Boris Pistorius hält das Sondervermögen für die Bundeswehr für zu klein. „Die 100 Milliarden werden nicht reichen“, so der Verteidigungsminister in einem Interview.

Bundesverteidigungsminister Boris Pistorius (SPD) hält das Sondervermögen von 100 Milliarden Euro für die Bundeswehr für zu klein. „Die 100 Milliarden werden nicht reichen“, sagte er der „Süddeutschen Zeitung“. „Wir haben mit jedem neuen System auch neue Unterhaltungskosten. Mit jedem neuen Gerät entstehen also neue und höhere laufende Kosten.“

 

Das Sondervermögen war im vergangenen Jahr nach Beginn des russischen Angriffskriegs auf die Ukraine eingerichtet worden. Es soll eine bessere Ausstattung der deutschen Armee ermöglichen. Im vergangenen Jahr flossen noch keine Mittel aus dem Sondervermögen ab; es wurden lediglich Verträge mit Rüstungsfirmen im Volumen von gut zehn Milliarden geschlossen. Die Wehrbeauftragte des Bundestags, Eva Högl (SPD), hatte kürzlich eine Aufstockung des Sondervermögens auf 300 Milliarden Euro ins Gespräch gebracht.

Der reguläre Verteidigungsetat ist Pistorius mit aktuell rund 50 Milliarden Euro im Jahr ebenfalls zu klein. „Ich gehe nicht davon aus, dass das reicht“, sagte er.

„Nicht jeder muss jedes Waffensystem entwickeln“

Die Bundeswehr brauche auch wegen der Lieferung von Militärgerät an die Ukraine dringend Nachschub. „Panzer stehen nicht irgendwo im Regal zum Mitnehmen“, gab Pistorius zu bedenken. „Die haben eine Lieferzeit, und das sind nicht drei Wochen.
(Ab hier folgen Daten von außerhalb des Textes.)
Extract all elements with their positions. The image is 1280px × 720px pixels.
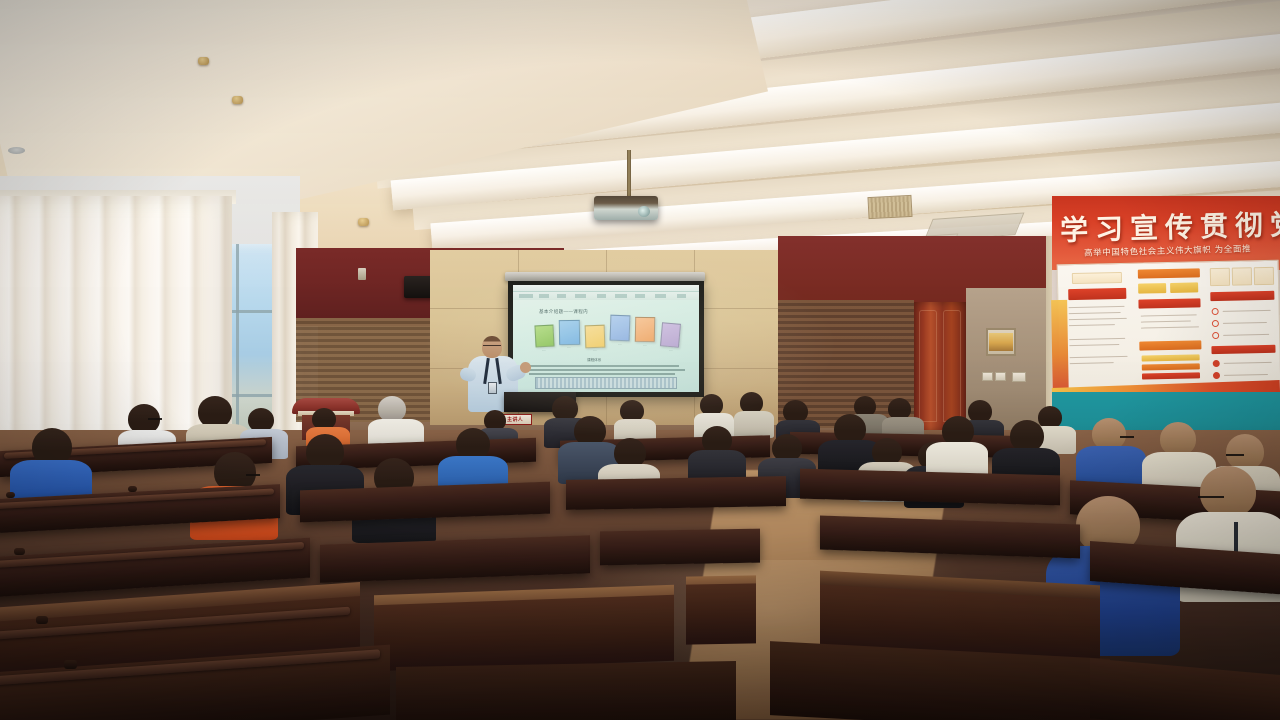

Und Munition wächst nicht auf Bäumen und will nur gepflückt werden.“ Deutschland werde kurzfristig nicht in der Lage sein, den Bedarf zu decken.

„Mittel- und langfristig müssen wir in Europa eine Rüstungsindustrie aufbauen, die das kann“, forderte Pistorius. „Nicht jeder muss jedes Waffensystem entwickeln. Und wir sollten zu standardisierten Waffensystemen kommen in Europa.“ Der Minister kündigte enge Absprachen mit der Industrie an, um Produktionskapazitäten auszuweiten und Lieferungen zu beschleunigen. Für die kommende Woche plane er entsprechende Gespräche. 

In dem Zeitungsinterview äußerte sich Pistorius auch zum Aussetzen der Wehrpflicht seit dem Jahr 2011. „Wenn Sie mich als Zivilisten fragen, als Staatsbürger, als Politiker, würde ich sagen: Es war ein Fehler, die Wehrpflicht auszusetzen.“

Die Wehrpflicht sei unter anderem wichtig gewesen, um in der Gesellschaft einen stärkeren Bezug zur Bundeswehr zu haben. „Früher saßen an jedem zweiten Küchentisch Wehrpflichtige“, sagte Pistorius. „Auch dadurch gab es immer eine Verbindung zur Zivilgesellschaft.“ Es gelte nun, die Bundeswehr „erstmal so attraktiv machen, dass sich gute junge Leute für sie interessieren und sich bewerben“, sagte der Verteidigungsminister.